PTAB / District Court / Estoppel
Patent Owner sinks infringement theory with statements made in IPR
An IPR petition that results in a final written decision finding all challenged claims unpatentable is unquestionably a success. But that’s not the only measure of success for IPR proceedings. In IPR2017-00588 (Nokia v. Huawei), T-Mobile, a real-party-in-interest to the IPR, appears to have found success long before the final written decision.
On September 9, 2017, just a month and a half after the IPR was instituted, Judge Payne (E.D. Tex.) issued a report and recommendation that T-Mobile’s motion for partial summary judgment of noninfringement be granted based on “clear and unmistakable” disclaimers made by Huawei in its Preliminary Response.
The patent at issue, U.S. 8,867,339, is directed to a method of error recovery in a communications network. Claim 1, reproduced below with the relevant feature shown in bold, is representative:
1. A method for processing an invalidation of a downlink data tunnel between networks, comprising:receiving, by a core network user plane anchor, an error indication of a data tunnel from an access network device;notifying, by the core network user plane anchor, a core network control plane to recover a downlink data tunnel if a user plane corresponding to the error indication uses a One Tunnel technology;receiving b the core network user plane anchor, an update packet data protocol (PDP) context request from the core network control plane; andupdating, by the core network user plane anchor, a corresponding PDP context according to the update PDP context request.

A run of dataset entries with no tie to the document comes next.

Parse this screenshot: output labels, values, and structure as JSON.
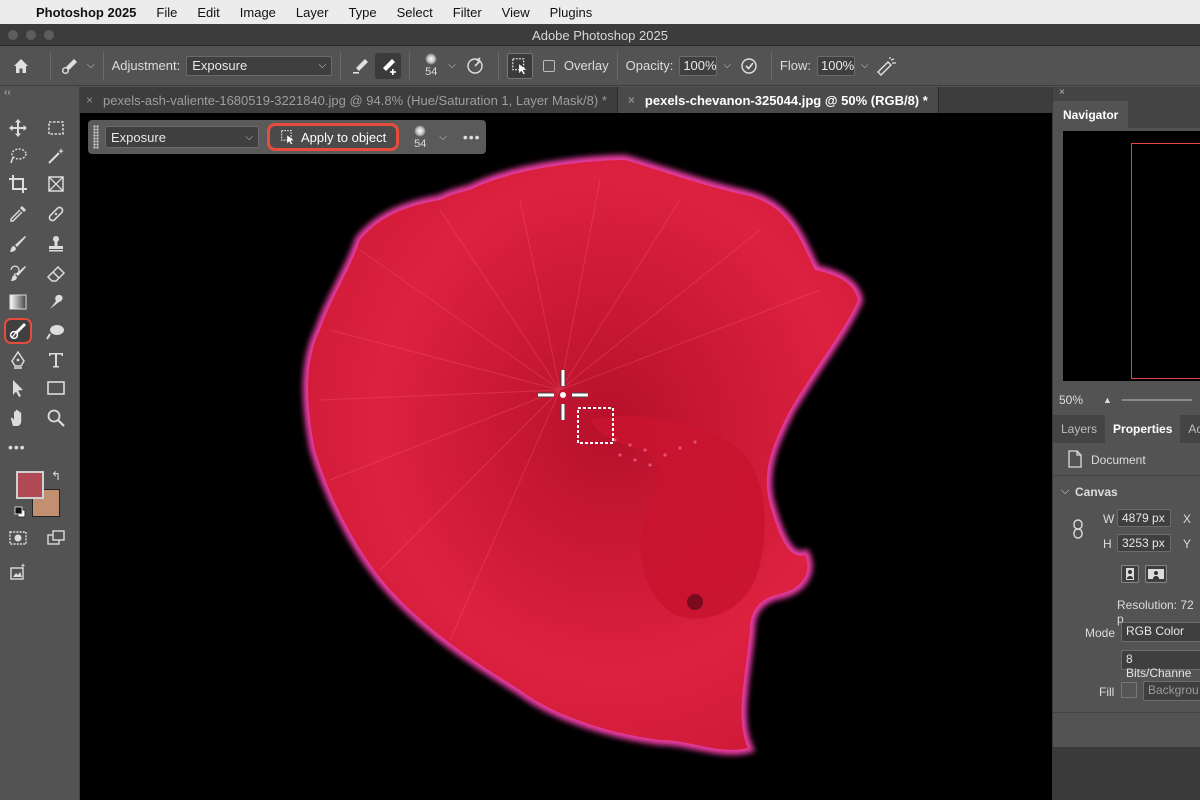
{
  "menubar": {
    "app": "Photoshop 2025",
    "items": [
      "File",
      "Edit",
      "Image",
      "Layer",
      "Type",
      "Select",
      "Filter",
      "View",
      "Plugins"
    ]
  },
  "window": {
    "title": "Adobe Photoshop 2025"
  },
  "options_bar": {
    "adjustment_label": "Adjustment:",
    "adjustment_value": "Exposure",
    "brush_size": "54",
    "overlay_label": "Overlay",
    "opacity_label": "Opacity:",
    "opacity_value": "100%",
    "flow_label": "Flow:",
    "flow_value": "100%"
  },
  "tabs": [
    {
      "label": "pexels-ash-valiente-1680519-3221840.jpg @ 94.8% (Hue/Saturation 1, Layer Mask/8) *",
      "active": false
    },
    {
      "label": "pexels-chevanon-325044.jpg @ 50% (RGB/8) *",
      "active": true
    }
  ],
  "context_bar": {
    "adjustment_value": "Exposure",
    "apply_label": "Apply to object",
    "brush_size": "54",
    "more": "•••"
  },
  "toolbar": {
    "more": "•••",
    "foreground_color": "#b04a55",
    "background_color": "#c09070",
    "active_tool": "adjustment-brush"
  },
  "navigator": {
    "tab": "Navigator",
    "zoom": "50%"
  },
  "panels": {
    "tabs": [
      "Layers",
      "Properties",
      "Ac"
    ],
    "active": "Properties",
    "document_label": "Document",
    "canvas_header": "Canvas",
    "w_label": "W",
    "w_value": "4879 px",
    "h_label": "H",
    "h_value": "3253 px",
    "x_label": "X",
    "y_label": "Y",
    "resolution": "Resolution: 72 p",
    "mode_label": "Mode",
    "mode_value": "RGB Color",
    "bits_value": "8 Bits/Channe",
    "fill_label": "Fill",
    "fill_value": "Backgrou"
  },
  "colors": {
    "accent_highlight": "#e84c3d",
    "selection_glow": "#ff3fa6",
    "fish_red": "#d81e3c"
  }
}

In its Preliminary Response, Huawei argued that “each challenged independent claim” requires that the core network user plane anchor “not mark the PDP context as invalid” and the prior art required the opposite. However, Huawei’s theory of infringement was based on T-Mobile’s use of a standard that requires marking the PDP context as invalid. Judge Payne found this to be fatal to Huawei’s allegations based on the 339 patent.
As in routine patent prosecution, anything you say about the prior art in an IPR can—and, likely, will—be held against you in subsequent or concurrent district court litigation. If your “best” defense in the IPR runs counter to your infringement theory, you may want to try out your second-best defense.